Thackeray being a Johny-come-lately Hindutvavadi, his idea of a civil war can only be a religion-based one. That makes the prospects somewhat disturbing at this stage of the Republic. After all, he has already experimented with some localised wars - and got away with it. He has also acknowledged that Narendra Modi benefited from the post-Godhra war in Gujarat, but must leave Maharashtra to the Shiv Sena. When religion is used for wars, the outcome is never decisive; the Crusades lasted more than two centuries, achieving virtually nothing. Nevertheless, religious wars are notorious for blood-curdling atrocities.

It will be surprising if Thackeray's prognostications come anywhere near reality. The vast majority of Indians are simply not communal enough to accept a civil war, let alone sustain it. But there are other harsh realities behind our glossy growth to make us pause for a moment on Republic-Independence Days.

On the eve of an Independence Day not long ago, an article appeared in the friendly columns of The Guardian about India "where a baby is born every two seconds". Along with a photograph of "a homeless crowd on a Delhi pavement waiting for food handouts", the article said: "For India the one-billion population mark is a reminder of other painful statistics; 390 million people - more than the entire population when India became independent - are too poor to summon the cash for basic foods, some 465 million cannot read, the largest population of illiterates in the world, and a disproportionate number of these are women__"

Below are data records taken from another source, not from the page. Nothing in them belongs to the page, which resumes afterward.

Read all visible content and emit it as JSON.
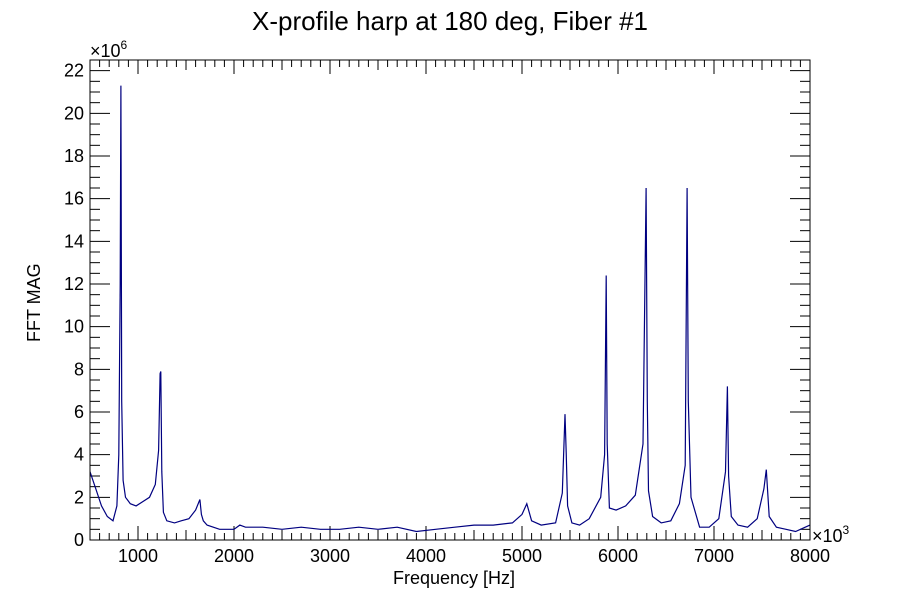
{
  "chart_data": {
    "type": "line",
    "title": "X-profile harp at 180 deg, Fiber #1",
    "xlabel": "Frequency [Hz]",
    "ylabel": "FFT MAG",
    "x_multiplier": "×10",
    "x_multiplier_exp": "3",
    "y_multiplier": "×10",
    "y_multiplier_exp": "6",
    "xlim": [
      500,
      8000
    ],
    "ylim": [
      0,
      22.5
    ],
    "x_ticks": [
      1000,
      2000,
      3000,
      4000,
      5000,
      6000,
      7000,
      8000
    ],
    "y_ticks": [
      0,
      2,
      4,
      6,
      8,
      10,
      12,
      14,
      16,
      18,
      20,
      22
    ],
    "grid": false,
    "line_color": "#000080",
    "series": [
      {
        "x": [
          500,
          560,
          620,
          680,
          740,
          780,
          800,
          815,
          822,
          830,
          845,
          870,
          920,
          980,
          1050,
          1120,
          1180,
          1215,
          1230,
          1238,
          1248,
          1265,
          1300,
          1380,
          1450,
          1530,
          1600,
          1645,
          1660,
          1680,
          1720,
          1850,
          2000,
          2060,
          2120,
          2300,
          2500,
          2700,
          2900,
          3100,
          3300,
          3500,
          3700,
          3900,
          4100,
          4300,
          4500,
          4700,
          4900,
          5000,
          5050,
          5100,
          5200,
          5350,
          5420,
          5448,
          5460,
          5475,
          5520,
          5600,
          5700,
          5820,
          5860,
          5877,
          5888,
          5910,
          5980,
          6080,
          6180,
          6260,
          6293,
          6305,
          6318,
          6360,
          6450,
          6550,
          6640,
          6700,
          6720,
          6732,
          6760,
          6850,
          6950,
          7050,
          7120,
          7140,
          7152,
          7180,
          7250,
          7350,
          7450,
          7520,
          7545,
          7575,
          7650,
          7750,
          7850,
          7950,
          8000
        ],
        "values": [
          3.2,
          2.4,
          1.6,
          1.1,
          0.9,
          1.6,
          4.0,
          12.0,
          21.3,
          6.5,
          2.8,
          2.0,
          1.7,
          1.6,
          1.8,
          2.0,
          2.6,
          4.2,
          7.8,
          7.9,
          3.2,
          1.3,
          0.9,
          0.8,
          0.9,
          1.0,
          1.4,
          1.9,
          1.2,
          0.9,
          0.7,
          0.5,
          0.5,
          0.7,
          0.6,
          0.6,
          0.5,
          0.6,
          0.5,
          0.5,
          0.6,
          0.5,
          0.6,
          0.4,
          0.5,
          0.6,
          0.7,
          0.7,
          0.8,
          1.2,
          1.7,
          0.9,
          0.7,
          0.8,
          2.2,
          5.9,
          4.1,
          1.6,
          0.8,
          0.7,
          1.0,
          2.0,
          4.0,
          12.4,
          4.5,
          1.5,
          1.4,
          1.6,
          2.1,
          4.5,
          16.5,
          6.5,
          2.3,
          1.1,
          0.8,
          0.9,
          1.7,
          3.5,
          16.5,
          6.5,
          2.0,
          0.6,
          0.6,
          1.0,
          3.2,
          7.2,
          3.0,
          1.1,
          0.7,
          0.6,
          1.0,
          2.4,
          3.3,
          1.1,
          0.6,
          0.5,
          0.4,
          0.6,
          0.7
        ]
      }
    ]
  }
}
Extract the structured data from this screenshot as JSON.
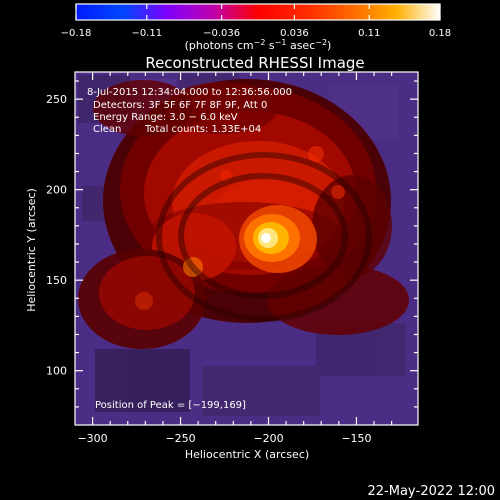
{
  "chart_data": {
    "type": "heatmap",
    "title": "Reconstructed RHESSI Image",
    "xlabel": "Heliocentric X (arcsec)",
    "ylabel": "Heliocentric Y (arcsec)",
    "xlim": [
      -310,
      -115
    ],
    "ylim": [
      70,
      265
    ],
    "x_ticks": [
      -300,
      -250,
      -200,
      -150
    ],
    "y_ticks": [
      100,
      150,
      200,
      250
    ],
    "x_tick_labels": [
      "−300",
      "−250",
      "−200",
      "−150"
    ],
    "y_tick_labels": [
      "100",
      "150",
      "200",
      "250"
    ],
    "colorbar": {
      "range": [
        -0.18,
        0.18
      ],
      "ticks": [
        -0.18,
        -0.11,
        -0.036,
        0.036,
        0.11,
        0.18
      ],
      "tick_labels": [
        "−0.18",
        "−0.11",
        "−0.036",
        "0.036",
        "0.11",
        "0.18"
      ],
      "unit_prefix": "(photons cm",
      "unit_exp1": "−2",
      "unit_mid": " s",
      "unit_exp2": "−1",
      "unit_mid2": " asec",
      "unit_exp3": "−2",
      "unit_suffix": ")"
    },
    "annotations": {
      "time_range": "8‑Jul‑2015 12:34:04.000 to 12:36:56.000",
      "detectors": "Detectors: 3F 5F 6F 7F 8F 9F, Att 0",
      "energy_range": "Energy Range: 3.0 − 6.0 keV",
      "clean_label": "Clean",
      "total_counts": "Total counts: 1.33E+04",
      "peak_position": "Position of Peak = [−199,169]"
    },
    "peak": {
      "x": -199,
      "y": 169,
      "value": 0.18
    },
    "secondary_peak": {
      "x": -243,
      "y": 153,
      "value": 0.08
    },
    "grid": false,
    "legend": "none"
  },
  "footer": {
    "timestamp": "22‑May‑2022 12:00"
  },
  "colors": {
    "background": "#000000",
    "text": "#ffffff",
    "negative_floor": "#4a2f86",
    "positive_low": "#7a0000",
    "positive_mid": "#ff3300",
    "positive_high": "#ffb000",
    "peak": "#ffffff"
  }
}
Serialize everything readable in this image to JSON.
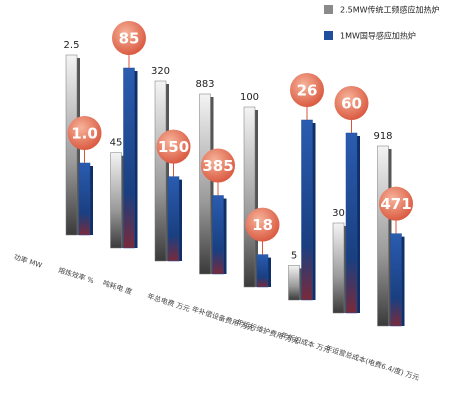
{
  "chart_data": {
    "type": "bar",
    "categories": [
      "功率 MW",
      "熔炼效率 %",
      "吨耗电 度",
      "年总电费 万元",
      "年补偿设备费用 万元",
      "年运行维护费用 万元",
      "年折旧成本 万元",
      "年运营总成本(电费6.4/度) 万元"
    ],
    "series": [
      {
        "name": "2.5MW传统工频感应加热炉",
        "color": "#8a8a8a",
        "values": [
          2.5,
          45,
          320,
          883,
          100,
          5,
          30,
          918
        ]
      },
      {
        "name": "1MW国导感应加热炉",
        "color": "#1f4e9c",
        "values": [
          1.0,
          85,
          150,
          385,
          18,
          26,
          60,
          471
        ],
        "value_labels": [
          "1.0",
          "85",
          "150",
          "385",
          "18",
          "26",
          "60",
          "471"
        ]
      }
    ],
    "legend": "top-right"
  }
}
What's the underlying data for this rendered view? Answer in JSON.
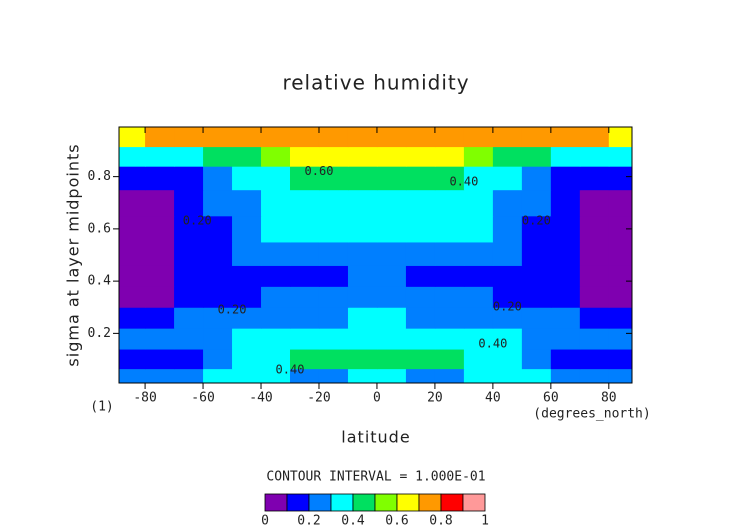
{
  "chart_data": {
    "type": "contour",
    "title": "relative humidity",
    "x_label": "latitude",
    "y_label": "sigma at layer midpoints",
    "x_units": "(degrees_north)",
    "corner_label": "(1)",
    "contour_interval_text": "CONTOUR INTERVAL = 1.000E-01",
    "xlim": [
      -89,
      88
    ],
    "ylim": [
      0.01,
      0.99
    ],
    "xticks": [
      -80,
      -60,
      -40,
      -20,
      0,
      20,
      40,
      60,
      80
    ],
    "yticks": [
      0.2,
      0.4,
      0.6,
      0.8
    ],
    "x": [
      -85,
      -75,
      -65,
      -55,
      -45,
      -35,
      -25,
      -15,
      -5,
      5,
      15,
      25,
      35,
      45,
      55,
      65,
      75,
      85
    ],
    "y": [
      0.03,
      0.1,
      0.18,
      0.26,
      0.34,
      0.42,
      0.5,
      0.6,
      0.7,
      0.8,
      0.88,
      0.95
    ],
    "z": [
      [
        0.22,
        0.25,
        0.28,
        0.3,
        0.32,
        0.3,
        0.28,
        0.25,
        0.3,
        0.3,
        0.25,
        0.28,
        0.3,
        0.32,
        0.3,
        0.28,
        0.25,
        0.22
      ],
      [
        0.1,
        0.12,
        0.15,
        0.2,
        0.3,
        0.38,
        0.42,
        0.45,
        0.46,
        0.46,
        0.45,
        0.42,
        0.38,
        0.3,
        0.2,
        0.15,
        0.12,
        0.1
      ],
      [
        0.2,
        0.22,
        0.25,
        0.27,
        0.3,
        0.33,
        0.35,
        0.37,
        0.38,
        0.38,
        0.37,
        0.35,
        0.33,
        0.3,
        0.27,
        0.25,
        0.22,
        0.2
      ],
      [
        0.12,
        0.18,
        0.2,
        0.22,
        0.23,
        0.25,
        0.27,
        0.29,
        0.3,
        0.3,
        0.29,
        0.27,
        0.25,
        0.23,
        0.22,
        0.2,
        0.18,
        0.12
      ],
      [
        0.07,
        0.08,
        0.12,
        0.15,
        0.18,
        0.2,
        0.22,
        0.25,
        0.26,
        0.26,
        0.25,
        0.22,
        0.2,
        0.18,
        0.15,
        0.12,
        0.08,
        0.07
      ],
      [
        0.05,
        0.06,
        0.1,
        0.12,
        0.13,
        0.14,
        0.15,
        0.18,
        0.22,
        0.22,
        0.18,
        0.15,
        0.14,
        0.13,
        0.12,
        0.1,
        0.06,
        0.05
      ],
      [
        0.05,
        0.08,
        0.12,
        0.18,
        0.2,
        0.22,
        0.25,
        0.27,
        0.28,
        0.28,
        0.27,
        0.25,
        0.22,
        0.2,
        0.18,
        0.12,
        0.08,
        0.05
      ],
      [
        0.05,
        0.08,
        0.12,
        0.15,
        0.25,
        0.3,
        0.32,
        0.33,
        0.33,
        0.33,
        0.33,
        0.32,
        0.3,
        0.25,
        0.15,
        0.12,
        0.08,
        0.05
      ],
      [
        0.06,
        0.08,
        0.15,
        0.22,
        0.28,
        0.33,
        0.35,
        0.36,
        0.36,
        0.36,
        0.36,
        0.35,
        0.33,
        0.28,
        0.22,
        0.15,
        0.08,
        0.06
      ],
      [
        0.14,
        0.15,
        0.18,
        0.25,
        0.3,
        0.35,
        0.4,
        0.44,
        0.45,
        0.45,
        0.44,
        0.4,
        0.35,
        0.3,
        0.25,
        0.18,
        0.15,
        0.14
      ],
      [
        0.32,
        0.3,
        0.3,
        0.4,
        0.48,
        0.55,
        0.6,
        0.62,
        0.62,
        0.62,
        0.62,
        0.6,
        0.55,
        0.48,
        0.4,
        0.3,
        0.3,
        0.32
      ],
      [
        0.68,
        0.7,
        0.72,
        0.73,
        0.74,
        0.75,
        0.75,
        0.76,
        0.76,
        0.76,
        0.76,
        0.75,
        0.75,
        0.74,
        0.73,
        0.72,
        0.7,
        0.68
      ]
    ],
    "levels": [
      0,
      0.1,
      0.2,
      0.3,
      0.4,
      0.5,
      0.6,
      0.7,
      0.8,
      0.9,
      1
    ],
    "level_colors": [
      "#7f00b0",
      "#0000ff",
      "#007fff",
      "#00ffff",
      "#00e060",
      "#80ff00",
      "#ffff00",
      "#ff9900",
      "#ff0000",
      "#ff9999"
    ],
    "colorbar_ticks": [
      0,
      0.2,
      0.4,
      0.6,
      0.8,
      1
    ],
    "contour_labels": [
      {
        "text": "0.60",
        "x": -20,
        "y": 0.82
      },
      {
        "text": "0.40",
        "x": 30,
        "y": 0.78
      },
      {
        "text": "0.20",
        "x": -62,
        "y": 0.63
      },
      {
        "text": "0.20",
        "x": 55,
        "y": 0.63
      },
      {
        "text": "0.20",
        "x": -50,
        "y": 0.29
      },
      {
        "text": "0.20",
        "x": 45,
        "y": 0.3
      },
      {
        "text": "0.40",
        "x": 40,
        "y": 0.16
      },
      {
        "text": "0.40",
        "x": -30,
        "y": 0.06
      }
    ]
  }
}
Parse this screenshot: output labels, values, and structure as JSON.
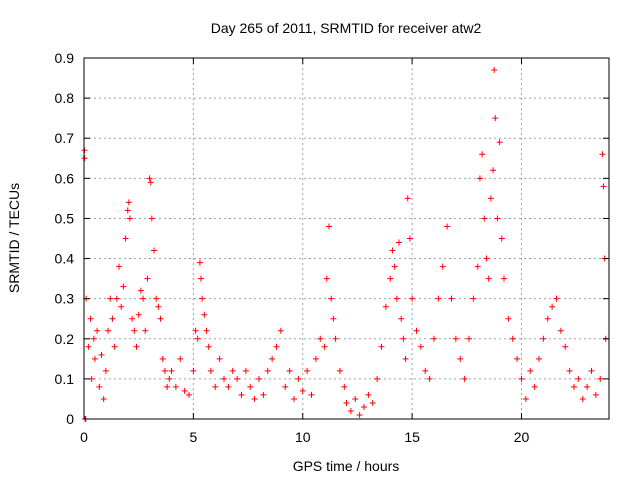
{
  "chart_data": {
    "type": "scatter",
    "title": "Day 265 of 2011, SRMTID for receiver atw2",
    "xlabel": "GPS time / hours",
    "ylabel": "SRMTID / TECUs",
    "xlim": [
      0,
      24
    ],
    "ylim": [
      0,
      0.9
    ],
    "xticks": [
      0,
      5,
      10,
      15,
      20
    ],
    "xtick_labels": [
      "0",
      "5",
      "10",
      "15",
      "20"
    ],
    "yticks": [
      0,
      0.1,
      0.2,
      0.3,
      0.4,
      0.5,
      0.6,
      0.7,
      0.8,
      0.9
    ],
    "ytick_labels": [
      "0",
      "0.1",
      "0.2",
      "0.3",
      "0.4",
      "0.5",
      "0.6",
      "0.7",
      "0.8",
      "0.9"
    ],
    "grid": true,
    "marker": "+",
    "series": [
      {
        "name": "atw2",
        "color": "#ff0000",
        "points": [
          [
            0.02,
            0.67
          ],
          [
            0.03,
            0.65
          ],
          [
            0.05,
            0.0
          ],
          [
            0.08,
            0.0
          ],
          [
            0.1,
            0.3
          ],
          [
            0.2,
            0.18
          ],
          [
            0.3,
            0.25
          ],
          [
            0.35,
            0.1
          ],
          [
            0.45,
            0.2
          ],
          [
            0.5,
            0.15
          ],
          [
            0.6,
            0.22
          ],
          [
            0.7,
            0.08
          ],
          [
            0.8,
            0.16
          ],
          [
            0.9,
            0.05
          ],
          [
            1.0,
            0.12
          ],
          [
            1.1,
            0.22
          ],
          [
            1.2,
            0.3
          ],
          [
            1.3,
            0.25
          ],
          [
            1.4,
            0.18
          ],
          [
            1.5,
            0.3
          ],
          [
            1.6,
            0.38
          ],
          [
            1.7,
            0.28
          ],
          [
            1.8,
            0.33
          ],
          [
            1.9,
            0.45
          ],
          [
            2.0,
            0.52
          ],
          [
            2.05,
            0.54
          ],
          [
            2.1,
            0.5
          ],
          [
            2.2,
            0.25
          ],
          [
            2.3,
            0.22
          ],
          [
            2.4,
            0.18
          ],
          [
            2.5,
            0.26
          ],
          [
            2.6,
            0.32
          ],
          [
            2.7,
            0.3
          ],
          [
            2.8,
            0.22
          ],
          [
            2.9,
            0.35
          ],
          [
            3.0,
            0.6
          ],
          [
            3.05,
            0.59
          ],
          [
            3.1,
            0.5
          ],
          [
            3.2,
            0.42
          ],
          [
            3.3,
            0.3
          ],
          [
            3.4,
            0.28
          ],
          [
            3.5,
            0.25
          ],
          [
            3.6,
            0.15
          ],
          [
            3.7,
            0.12
          ],
          [
            3.8,
            0.08
          ],
          [
            3.9,
            0.1
          ],
          [
            4.0,
            0.12
          ],
          [
            4.2,
            0.08
          ],
          [
            4.4,
            0.15
          ],
          [
            4.6,
            0.07
          ],
          [
            4.8,
            0.06
          ],
          [
            5.0,
            0.12
          ],
          [
            5.1,
            0.22
          ],
          [
            5.2,
            0.2
          ],
          [
            5.3,
            0.39
          ],
          [
            5.35,
            0.35
          ],
          [
            5.4,
            0.3
          ],
          [
            5.5,
            0.26
          ],
          [
            5.6,
            0.22
          ],
          [
            5.7,
            0.18
          ],
          [
            5.8,
            0.12
          ],
          [
            6.0,
            0.08
          ],
          [
            6.2,
            0.15
          ],
          [
            6.4,
            0.1
          ],
          [
            6.6,
            0.08
          ],
          [
            6.8,
            0.12
          ],
          [
            7.0,
            0.1
          ],
          [
            7.2,
            0.06
          ],
          [
            7.4,
            0.12
          ],
          [
            7.6,
            0.08
          ],
          [
            7.8,
            0.05
          ],
          [
            8.0,
            0.1
          ],
          [
            8.2,
            0.06
          ],
          [
            8.4,
            0.12
          ],
          [
            8.6,
            0.15
          ],
          [
            8.8,
            0.18
          ],
          [
            9.0,
            0.22
          ],
          [
            9.2,
            0.08
          ],
          [
            9.4,
            0.12
          ],
          [
            9.6,
            0.05
          ],
          [
            9.8,
            0.1
          ],
          [
            10.0,
            0.07
          ],
          [
            10.2,
            0.12
          ],
          [
            10.4,
            0.06
          ],
          [
            10.6,
            0.15
          ],
          [
            10.8,
            0.2
          ],
          [
            11.0,
            0.18
          ],
          [
            11.1,
            0.35
          ],
          [
            11.2,
            0.48
          ],
          [
            11.3,
            0.3
          ],
          [
            11.4,
            0.25
          ],
          [
            11.5,
            0.2
          ],
          [
            11.7,
            0.12
          ],
          [
            11.9,
            0.08
          ],
          [
            12.0,
            0.04
          ],
          [
            12.2,
            0.02
          ],
          [
            12.4,
            0.05
          ],
          [
            12.6,
            0.01
          ],
          [
            12.8,
            0.03
          ],
          [
            13.0,
            0.06
          ],
          [
            13.2,
            0.04
          ],
          [
            13.4,
            0.1
          ],
          [
            13.6,
            0.18
          ],
          [
            13.8,
            0.28
          ],
          [
            14.0,
            0.35
          ],
          [
            14.1,
            0.42
          ],
          [
            14.2,
            0.38
          ],
          [
            14.3,
            0.3
          ],
          [
            14.4,
            0.44
          ],
          [
            14.5,
            0.25
          ],
          [
            14.6,
            0.2
          ],
          [
            14.7,
            0.15
          ],
          [
            14.8,
            0.55
          ],
          [
            14.9,
            0.45
          ],
          [
            15.0,
            0.3
          ],
          [
            15.2,
            0.22
          ],
          [
            15.4,
            0.18
          ],
          [
            15.6,
            0.12
          ],
          [
            15.8,
            0.1
          ],
          [
            16.0,
            0.2
          ],
          [
            16.2,
            0.3
          ],
          [
            16.4,
            0.38
          ],
          [
            16.6,
            0.48
          ],
          [
            16.8,
            0.3
          ],
          [
            17.0,
            0.2
          ],
          [
            17.2,
            0.15
          ],
          [
            17.4,
            0.1
          ],
          [
            17.6,
            0.2
          ],
          [
            17.8,
            0.3
          ],
          [
            18.0,
            0.38
          ],
          [
            18.1,
            0.6
          ],
          [
            18.2,
            0.66
          ],
          [
            18.3,
            0.5
          ],
          [
            18.4,
            0.4
          ],
          [
            18.5,
            0.35
          ],
          [
            18.6,
            0.55
          ],
          [
            18.7,
            0.62
          ],
          [
            18.75,
            0.87
          ],
          [
            18.8,
            0.75
          ],
          [
            18.9,
            0.5
          ],
          [
            19.0,
            0.69
          ],
          [
            19.1,
            0.45
          ],
          [
            19.2,
            0.35
          ],
          [
            19.4,
            0.25
          ],
          [
            19.6,
            0.2
          ],
          [
            19.8,
            0.15
          ],
          [
            20.0,
            0.1
          ],
          [
            20.2,
            0.05
          ],
          [
            20.4,
            0.12
          ],
          [
            20.6,
            0.08
          ],
          [
            20.8,
            0.15
          ],
          [
            21.0,
            0.2
          ],
          [
            21.2,
            0.25
          ],
          [
            21.4,
            0.28
          ],
          [
            21.6,
            0.3
          ],
          [
            21.8,
            0.22
          ],
          [
            22.0,
            0.18
          ],
          [
            22.2,
            0.12
          ],
          [
            22.4,
            0.08
          ],
          [
            22.6,
            0.1
          ],
          [
            22.8,
            0.05
          ],
          [
            23.0,
            0.08
          ],
          [
            23.2,
            0.12
          ],
          [
            23.4,
            0.06
          ],
          [
            23.6,
            0.1
          ],
          [
            23.7,
            0.66
          ],
          [
            23.75,
            0.58
          ],
          [
            23.8,
            0.4
          ],
          [
            23.85,
            0.2
          ]
        ]
      }
    ]
  }
}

Since then other statistics have come up, about the number of billionaires going up, the sensex crashing all barriers, businessmen spending 111 million dollars (yes, dollars) to "own" one cricket team in one city.

In the dazzle and razzmatazz of such glittering figures, who will notice the rising numbers of female foeticide, abuse of women in public places, a caste war breaking out near Thanjavur (not Bihar) when a Dalit's bullock won the Pongal cattle race? On Republic Day we should not spoil the mood by referring to such things. We should only think of patriotism - which fortunately this year included the French President's love life.